Behind him, in a trailer parked close to the central stairs leading to Centre Block, his 10-month old and three-year-old children were napping.

Beauregard says he had no safety concerns.

“I am not worried. It is 25 degrees inside our trailer. We have a shower every day or two. We eat four meals a day.” All day long, there are children nearby for his older daughter to play with, he said.

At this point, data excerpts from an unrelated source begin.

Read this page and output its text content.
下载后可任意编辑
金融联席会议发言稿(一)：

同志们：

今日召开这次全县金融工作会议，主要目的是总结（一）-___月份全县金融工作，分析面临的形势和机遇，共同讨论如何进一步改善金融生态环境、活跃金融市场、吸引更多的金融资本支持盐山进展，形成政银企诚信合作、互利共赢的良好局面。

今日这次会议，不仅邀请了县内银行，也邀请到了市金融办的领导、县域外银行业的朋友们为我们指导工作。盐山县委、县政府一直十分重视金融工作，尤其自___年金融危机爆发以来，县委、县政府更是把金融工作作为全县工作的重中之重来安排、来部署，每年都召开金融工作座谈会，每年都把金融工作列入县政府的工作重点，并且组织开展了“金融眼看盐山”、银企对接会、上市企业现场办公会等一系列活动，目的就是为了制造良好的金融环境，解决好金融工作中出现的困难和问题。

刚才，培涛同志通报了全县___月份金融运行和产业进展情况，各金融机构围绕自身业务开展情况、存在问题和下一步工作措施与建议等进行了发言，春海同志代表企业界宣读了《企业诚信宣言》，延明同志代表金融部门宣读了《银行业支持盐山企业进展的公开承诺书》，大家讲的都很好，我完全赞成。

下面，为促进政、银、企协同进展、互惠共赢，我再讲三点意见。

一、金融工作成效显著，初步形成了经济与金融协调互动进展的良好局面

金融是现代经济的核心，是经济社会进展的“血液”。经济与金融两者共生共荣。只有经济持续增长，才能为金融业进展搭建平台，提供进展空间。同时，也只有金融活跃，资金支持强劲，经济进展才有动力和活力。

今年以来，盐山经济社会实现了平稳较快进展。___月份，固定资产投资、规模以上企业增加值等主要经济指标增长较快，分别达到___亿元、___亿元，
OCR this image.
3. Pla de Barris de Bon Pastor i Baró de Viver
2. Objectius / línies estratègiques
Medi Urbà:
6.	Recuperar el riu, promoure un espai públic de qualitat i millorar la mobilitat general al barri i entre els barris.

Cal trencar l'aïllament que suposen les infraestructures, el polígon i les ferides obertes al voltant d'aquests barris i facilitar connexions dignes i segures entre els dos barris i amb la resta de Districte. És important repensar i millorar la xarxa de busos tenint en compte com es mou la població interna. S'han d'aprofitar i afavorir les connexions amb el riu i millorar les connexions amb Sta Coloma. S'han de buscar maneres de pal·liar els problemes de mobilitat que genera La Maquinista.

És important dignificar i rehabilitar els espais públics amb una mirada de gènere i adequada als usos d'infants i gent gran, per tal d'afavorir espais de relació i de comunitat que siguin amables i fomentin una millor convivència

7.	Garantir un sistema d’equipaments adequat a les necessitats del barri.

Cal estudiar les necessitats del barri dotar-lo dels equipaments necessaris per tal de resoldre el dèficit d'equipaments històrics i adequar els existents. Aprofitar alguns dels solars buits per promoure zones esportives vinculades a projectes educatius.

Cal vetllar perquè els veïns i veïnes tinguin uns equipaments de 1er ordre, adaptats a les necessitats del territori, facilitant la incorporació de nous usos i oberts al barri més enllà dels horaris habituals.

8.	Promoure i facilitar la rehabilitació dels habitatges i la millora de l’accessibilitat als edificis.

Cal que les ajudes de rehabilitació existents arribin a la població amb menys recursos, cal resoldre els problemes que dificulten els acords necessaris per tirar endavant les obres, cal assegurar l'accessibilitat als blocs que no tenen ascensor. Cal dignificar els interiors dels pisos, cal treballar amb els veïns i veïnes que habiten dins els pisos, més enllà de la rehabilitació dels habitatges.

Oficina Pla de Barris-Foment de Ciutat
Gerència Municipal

Marc Paul and Theodora, who did not share their last names, with their seven-month-old baby. They both lost jobs due to vaccine mandates, they say, and want to support the cause “for our children.”
Marc Paul and Theodora, who did not share their last names, with their seven-month-old baby. They both lost jobs due to vaccine mandates, they say, and want to support the cause “for our children.” Photo by Elizabeth Payne /POSTMEDIA

Marc Paul and Theodora, who asked that their last names not be used, walked toward Parliament Hill carrying their seven-month-old baby Wednesday.

The Ottawa couple says they both lost their jobs because of vaccine mandates.

“We think it is very unfair that we are being discriminated against. These truckers are doing something good for our children and us and I am going to stand by that.”

Shawn and Rob, a married couple who did not share their last names, are farmers from Manitoba and said their adult children stayed home to look after their farm so they could join the protest.

“If I had young kids, I would have them here because we are changing history. We are taking back our freedom,” Shawn said.